A brood parasite, the Asian koel (Eudynamys scolopaceus) targets the crow’s nest — and that includes the corvus splendens, the ubiquitous house crow. The corvid being man’s commensal, the koel is also somewhat of a regular sight. Particularly between March and August, when the male pleads with his significant other, promising domestic bliss probably by drawing her attention to a ‘marked’ crow’s-nest.

Now, the more challenging thing to do would be rubbing eyeballs with the koel’s cousin — the elusive blue-faced malkoha (Phaenicophaeus viridirostris), also a resident species in Chennai. Endemic to peninsular India and Sri Lanka, the blue-faced malkoha’s love story also unfolds between March and August, but usually away from the glare of human observation.

This member of the cuculidae family is largely found in an open scrub environment. When humans are a whiff away, the blue-faced malkoha claws its way through bushes, showing itself ten times more furtive than the Asian koel.

A modern fable: Learn from this cuckoo on how to beat the Coronavirus

Birder Sathyakumar Shanmugasundaram recently made an observation about the bird that is as amusing as it is insightful. To see this bird, birders might have to do a collage, quipped Sathyakumar, tongue wedged in cheek.

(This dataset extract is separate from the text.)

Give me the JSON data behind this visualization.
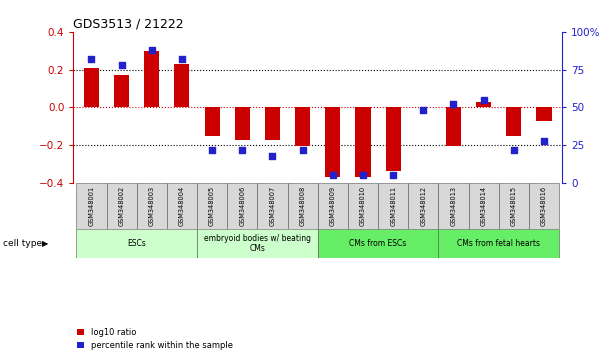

Someone contributes a clicked image of the head, another of the tail and so on. The point is the bird is diligent at making itself scarce, more resolutely than the Asian koel, and routinely, very little of the bird is left unhidden for the camera.

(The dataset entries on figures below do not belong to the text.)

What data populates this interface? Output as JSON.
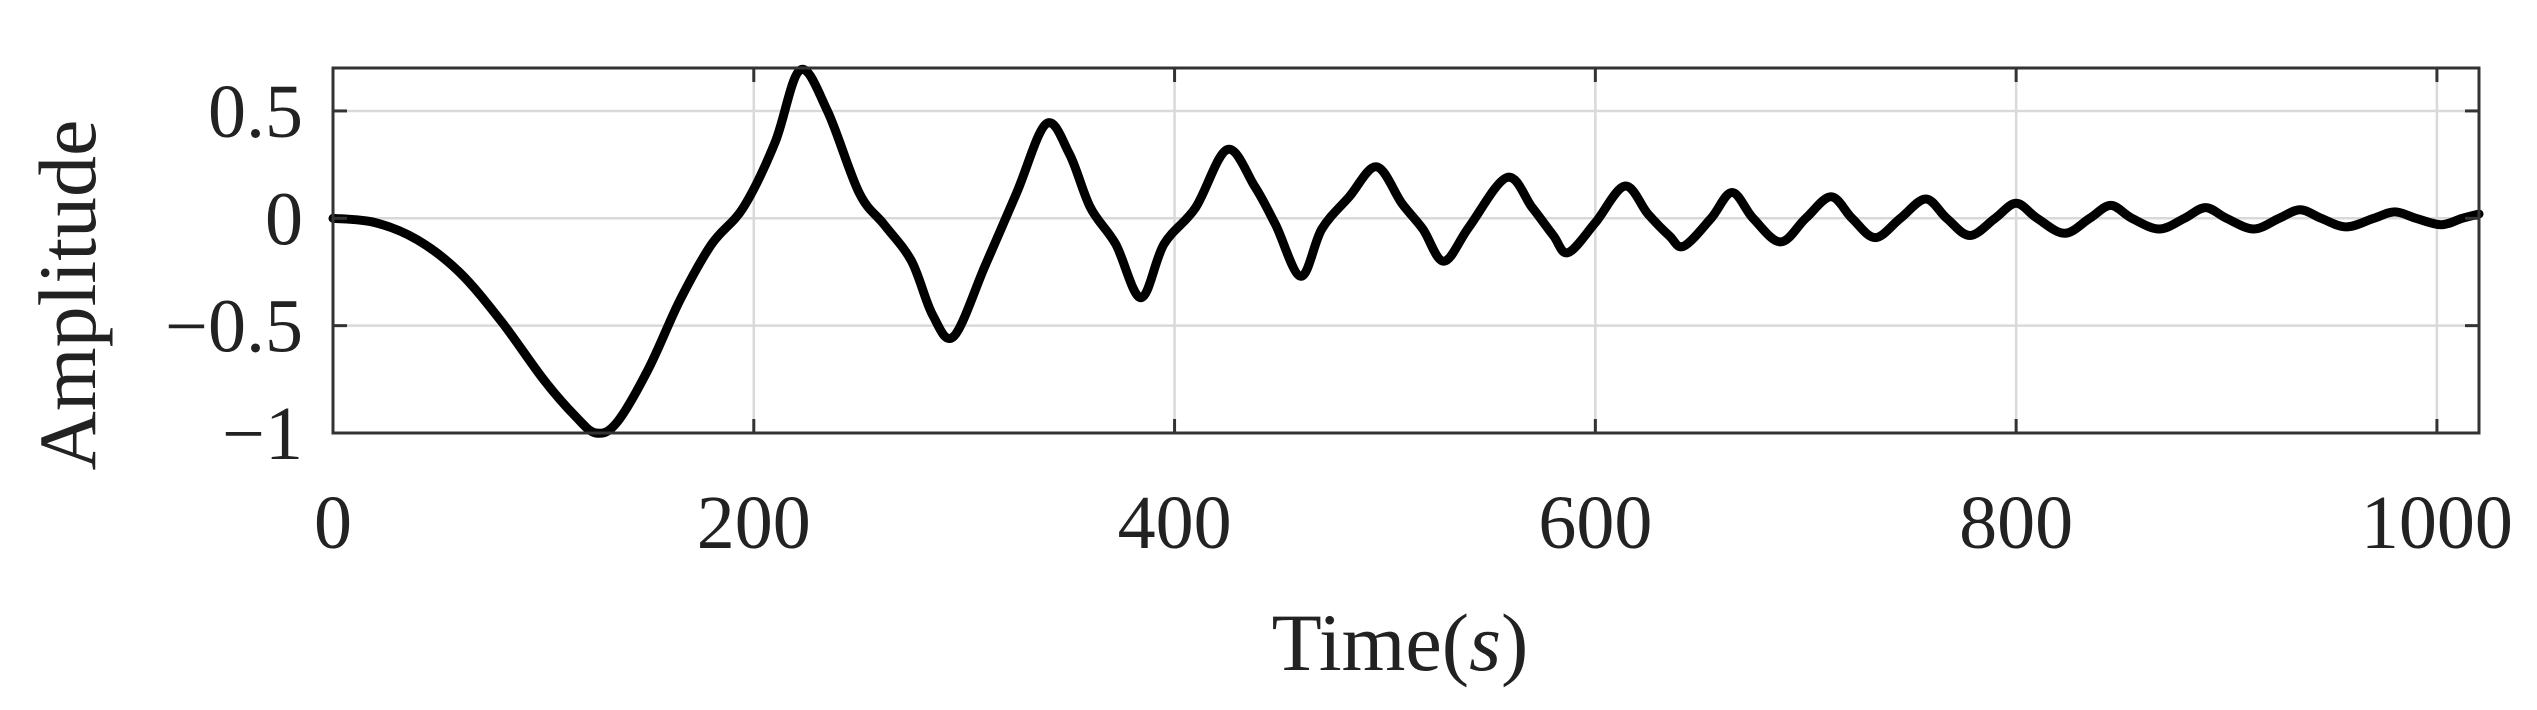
{
  "chart_data": {
    "type": "line",
    "xlabel_main": "Time(",
    "xlabel_unit": "s",
    "xlabel_close": ")",
    "ylabel": "Amplitude",
    "xlim": [
      0,
      1020
    ],
    "ylim": [
      -1,
      0.7
    ],
    "grid": true,
    "xticks": [
      0,
      200,
      400,
      600,
      800,
      1000
    ],
    "xtick_labels": [
      "0",
      "200",
      "400",
      "600",
      "800",
      "1000"
    ],
    "yticks": [
      -1,
      -0.5,
      0,
      0.5
    ],
    "ytick_labels": [
      "−1",
      "−0.5",
      "0",
      "0.5"
    ],
    "series": [
      {
        "color": "#000000",
        "x": [
          0,
          20,
          40,
          60,
          80,
          100,
          115,
          125,
          135,
          150,
          165,
          180,
          195,
          210,
          222,
          235,
          250,
          262,
          275,
          285,
          295,
          310,
          325,
          339,
          350,
          360,
          372,
          384,
          395,
          410,
          425,
          438,
          448,
          460,
          470,
          483,
          496,
          508,
          518,
          528,
          540,
          558,
          570,
          580,
          587,
          600,
          614,
          625,
          635,
          642,
          655,
          665,
          675,
          688,
          700,
          712,
          722,
          733,
          745,
          757,
          767,
          778,
          790,
          800,
          810,
          823,
          835,
          845,
          855,
          868,
          880,
          890,
          900,
          913,
          925,
          935,
          945,
          957,
          970,
          980,
          990,
          1002,
          1012,
          1020
        ],
        "y": [
          0,
          -0.02,
          -0.1,
          -0.25,
          -0.48,
          -0.75,
          -0.92,
          -1.0,
          -0.95,
          -0.7,
          -0.38,
          -0.12,
          0.05,
          0.35,
          0.69,
          0.5,
          0.12,
          -0.03,
          -0.2,
          -0.45,
          -0.55,
          -0.22,
          0.12,
          0.44,
          0.3,
          0.05,
          -0.12,
          -0.37,
          -0.12,
          0.05,
          0.32,
          0.15,
          -0.03,
          -0.27,
          -0.05,
          0.1,
          0.24,
          0.07,
          -0.05,
          -0.2,
          -0.04,
          0.19,
          0.05,
          -0.08,
          -0.16,
          -0.02,
          0.15,
          0.02,
          -0.08,
          -0.13,
          0.0,
          0.12,
          0.0,
          -0.11,
          0.0,
          0.1,
          0.0,
          -0.09,
          0.0,
          0.09,
          0.0,
          -0.08,
          0.0,
          0.07,
          0.0,
          -0.07,
          0.0,
          0.06,
          0.0,
          -0.05,
          0.0,
          0.05,
          0.0,
          -0.05,
          0.0,
          0.04,
          0.0,
          -0.04,
          0.0,
          0.03,
          0.0,
          -0.03,
          0.0,
          0.02
        ]
      }
    ]
  }
}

“Just like the Asian koel, the blue-faced malkoha clambers through the branches in an awkward fashion. The blue-faced malkoha’s tail being long, it has to manipulate its body in a manner enabling it to maintain balance,” says V. Santharam, ornithologist and director, Institute of Bird Studies, Rishi Valley.

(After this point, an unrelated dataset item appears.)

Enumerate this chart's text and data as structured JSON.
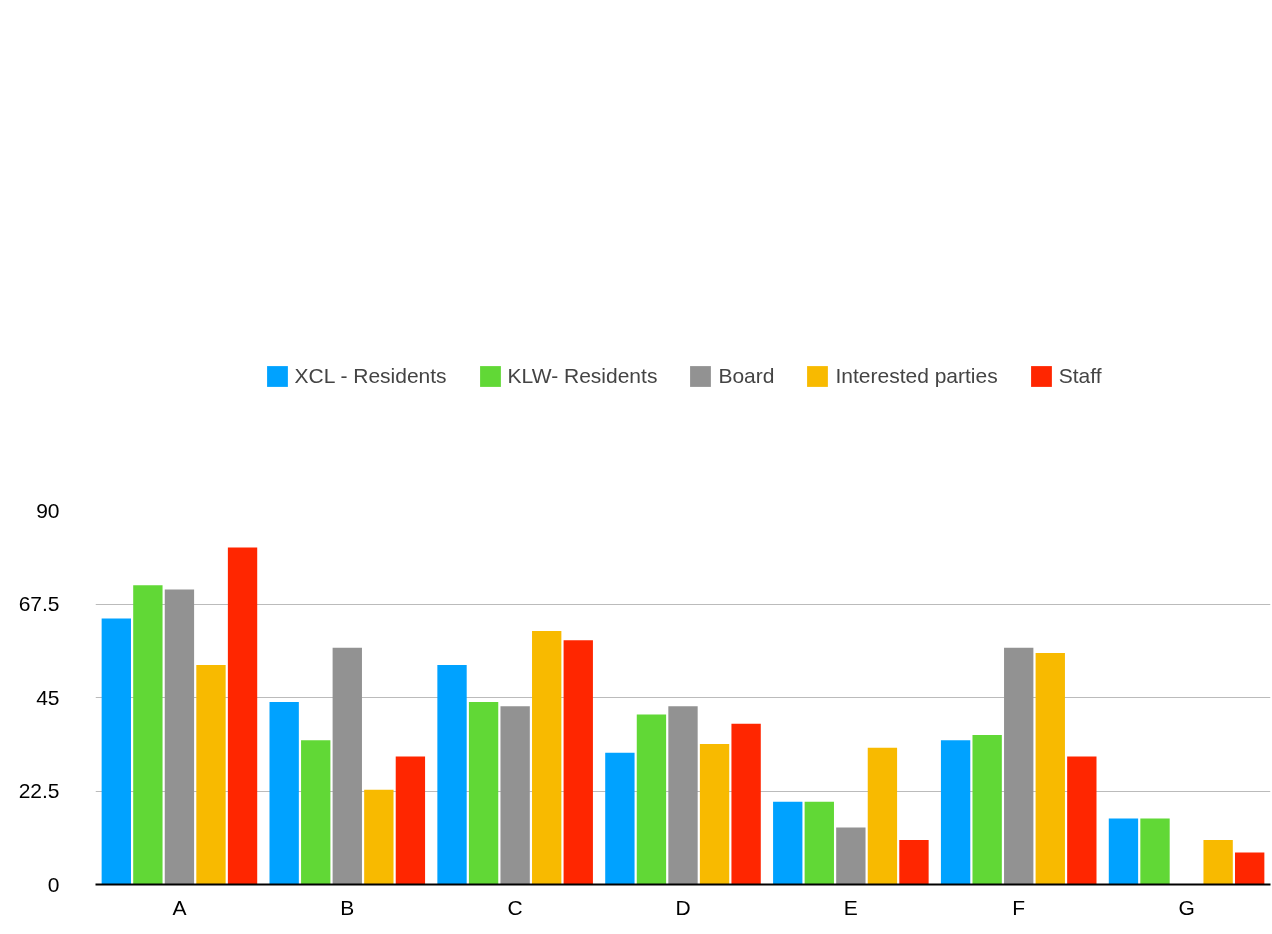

On his experience of sighting the blue-faced malkoha at Rishi Valley, Santharam remarks “it is generally more easily seen during the time when most of the trees shed their leaves.”

The ornithologist calls it a quiet bird, a believer in the economical use of calls, which only gels with what is understood about this bird.

The blue-faced malkoha errs on the side of caution, retreating deep into bushes and canopies at the slightest sign of an intrusive presence — which is clearly the best survival strategy for man in these times.

Drawing parallels

On a tangential note, last year, when the Coronavirus was beginning to assume terrifying proportions, former Australian cricketer from the 1970s Ian Chappel dervied inspiration from a 1998 Sachin Tendulkar innings to face its curveballs. Squaring off against the Aussies in Chennai, the master blaster had scored 155 to wrest the advantage from the opponents and set up a spectacular Indian win. Sachin was lauded for what he displayed during the course of the innings and before: application in the middle and preparation in the nets. How Sachin neutralised the mammoth threat posed by Shane Warne, with some help in the nets from Indian wrist-spinning legend L. Sivaramakrishan is part of cricketing folklore.

Taking a leaf out of Ian Chappel’s penchant for drawing parallels between the 22 yards and the more serious aspects of life, one might call the blue-faced malkoha an apt pin-up for the much-needed “stay-at-home and social distancing” campaign.

Its behaviour would certainly make a suitable fable for these times, but the blue-faced malkoha would merit a discussion any day (not just in the midst of a pandemic) for no better reason that that it is quite a striking creature.

The focal point of the blue-faced malkoha is what lies around its eye — the blue fleshy part ringing it. It could be easily mistaken for an extension of the eye — as did a student of Santharam, and the ornithologist corrected the assumption.

Unlike the Asian koel, the blue-faced malkoha is non-parasitic, and expends its energies on raising a family, not the least of which is assembling a nest inside a bush, usually one of the thistle variety.

In and around Chennai, known haunts of the blue-faced malkoha include the Vandulur belt, Nanmangallam forest tracts and Guindy National Park. Blue-faced malkoha sightings have also been reported from IIT-Madras.